MURRYSVILLE, Pa. - Attendance was at more than 90 percent as students, met by teachers, therapy dogs, and counselors, returned to the halls of Franklin Regional High School on Wednesday, one week after authorities say a mass stabbing attack carried out by a 16-year-old sophomore left nearly two dozen wounded or hurt.

"What we saw was a lot of people who were dealing with a lot of different emotions, but to be honest the day started off very typically," said Mary Catherine Reljac, an assistant superintendent with the school district. "At the end of the day they reported that the day was better than expected, they were happy to be back, and they were looking forward to coming back tomorrow."

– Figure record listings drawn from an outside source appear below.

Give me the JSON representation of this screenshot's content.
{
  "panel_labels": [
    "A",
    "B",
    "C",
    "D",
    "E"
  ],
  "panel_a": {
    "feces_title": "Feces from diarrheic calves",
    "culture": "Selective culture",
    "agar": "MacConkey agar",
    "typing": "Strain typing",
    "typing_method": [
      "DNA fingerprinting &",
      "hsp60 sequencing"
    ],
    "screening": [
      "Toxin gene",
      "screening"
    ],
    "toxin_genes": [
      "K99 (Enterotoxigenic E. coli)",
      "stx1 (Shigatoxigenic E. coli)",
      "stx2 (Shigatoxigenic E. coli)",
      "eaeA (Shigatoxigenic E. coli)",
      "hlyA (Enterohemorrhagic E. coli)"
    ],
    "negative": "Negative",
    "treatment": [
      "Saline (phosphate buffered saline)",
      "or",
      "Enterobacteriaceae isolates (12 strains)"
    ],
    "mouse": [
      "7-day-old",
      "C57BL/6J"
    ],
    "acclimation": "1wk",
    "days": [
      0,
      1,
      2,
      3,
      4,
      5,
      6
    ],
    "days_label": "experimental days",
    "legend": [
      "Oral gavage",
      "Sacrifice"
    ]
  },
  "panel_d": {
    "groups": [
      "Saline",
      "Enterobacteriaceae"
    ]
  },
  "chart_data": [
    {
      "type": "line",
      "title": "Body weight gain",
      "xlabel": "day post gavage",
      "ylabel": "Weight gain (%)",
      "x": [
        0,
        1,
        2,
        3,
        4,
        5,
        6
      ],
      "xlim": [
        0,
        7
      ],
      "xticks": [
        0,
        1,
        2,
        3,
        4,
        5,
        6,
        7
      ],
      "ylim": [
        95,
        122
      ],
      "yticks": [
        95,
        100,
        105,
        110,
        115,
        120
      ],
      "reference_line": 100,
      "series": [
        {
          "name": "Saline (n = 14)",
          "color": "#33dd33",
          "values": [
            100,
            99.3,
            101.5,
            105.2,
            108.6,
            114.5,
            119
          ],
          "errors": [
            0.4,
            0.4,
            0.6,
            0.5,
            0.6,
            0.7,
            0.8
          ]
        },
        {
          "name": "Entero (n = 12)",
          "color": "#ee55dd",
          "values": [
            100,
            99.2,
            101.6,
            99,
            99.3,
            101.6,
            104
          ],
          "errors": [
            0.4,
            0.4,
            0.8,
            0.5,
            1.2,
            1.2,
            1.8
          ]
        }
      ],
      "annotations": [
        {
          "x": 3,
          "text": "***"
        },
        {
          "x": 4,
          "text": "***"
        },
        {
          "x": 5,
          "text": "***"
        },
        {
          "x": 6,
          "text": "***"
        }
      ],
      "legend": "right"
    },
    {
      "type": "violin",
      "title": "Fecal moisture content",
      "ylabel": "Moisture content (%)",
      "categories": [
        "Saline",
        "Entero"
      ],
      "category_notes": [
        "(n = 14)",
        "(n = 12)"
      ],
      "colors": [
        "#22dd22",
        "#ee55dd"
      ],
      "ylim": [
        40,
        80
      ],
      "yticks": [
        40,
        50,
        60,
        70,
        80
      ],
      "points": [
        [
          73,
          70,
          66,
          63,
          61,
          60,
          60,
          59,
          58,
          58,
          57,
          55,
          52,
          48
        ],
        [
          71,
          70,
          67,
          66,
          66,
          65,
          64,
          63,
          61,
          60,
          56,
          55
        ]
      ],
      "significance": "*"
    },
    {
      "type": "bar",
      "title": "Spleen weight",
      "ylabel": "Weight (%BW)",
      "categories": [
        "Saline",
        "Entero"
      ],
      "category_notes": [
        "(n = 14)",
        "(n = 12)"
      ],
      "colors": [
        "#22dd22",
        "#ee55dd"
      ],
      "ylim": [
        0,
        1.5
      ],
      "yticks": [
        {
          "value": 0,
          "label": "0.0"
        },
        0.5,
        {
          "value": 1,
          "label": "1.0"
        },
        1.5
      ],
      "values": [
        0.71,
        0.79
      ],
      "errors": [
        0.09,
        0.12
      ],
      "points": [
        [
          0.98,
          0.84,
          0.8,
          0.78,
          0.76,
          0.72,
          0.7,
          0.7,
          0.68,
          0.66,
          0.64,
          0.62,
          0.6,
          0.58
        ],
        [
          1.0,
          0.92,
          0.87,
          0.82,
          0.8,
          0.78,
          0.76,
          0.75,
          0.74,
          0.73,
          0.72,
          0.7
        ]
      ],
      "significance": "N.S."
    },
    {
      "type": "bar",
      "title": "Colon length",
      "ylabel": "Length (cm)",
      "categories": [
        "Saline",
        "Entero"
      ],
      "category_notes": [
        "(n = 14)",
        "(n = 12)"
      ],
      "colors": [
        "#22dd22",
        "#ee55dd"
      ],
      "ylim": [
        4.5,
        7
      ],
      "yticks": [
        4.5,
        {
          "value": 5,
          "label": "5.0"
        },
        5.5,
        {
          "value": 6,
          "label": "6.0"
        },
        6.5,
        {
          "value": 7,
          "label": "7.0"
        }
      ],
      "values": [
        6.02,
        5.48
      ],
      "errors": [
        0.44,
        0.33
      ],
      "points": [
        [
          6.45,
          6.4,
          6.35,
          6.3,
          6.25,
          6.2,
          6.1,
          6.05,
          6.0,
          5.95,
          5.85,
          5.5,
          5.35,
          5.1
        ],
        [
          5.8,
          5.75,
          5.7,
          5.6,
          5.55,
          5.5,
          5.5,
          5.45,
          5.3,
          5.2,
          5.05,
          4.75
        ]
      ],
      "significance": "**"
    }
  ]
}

Alex Pasculle, 18, a senior and EMT at Priority One Ambulance who helped treat fellow students after the series of stabbings and slashings that unfolded before the 7:22 a.m. bell April 9, said Wednesday's return to class started with a student-led prayer on the football field.

"I think that as a school we all came together again," he said.

About 41 dogs and 35 handlers have been at the school since Monday, matched with counselors and "student ambassadors" to provide a "comforting presence." Reljac said the students, particularly those grappling the most with their emotions, gravitated toward the dogs.

In planning the return, she added that administrators decided any students or faculty who felt they couldn't make it through the day would be allowed to leave, though she couldn't say whether any did so.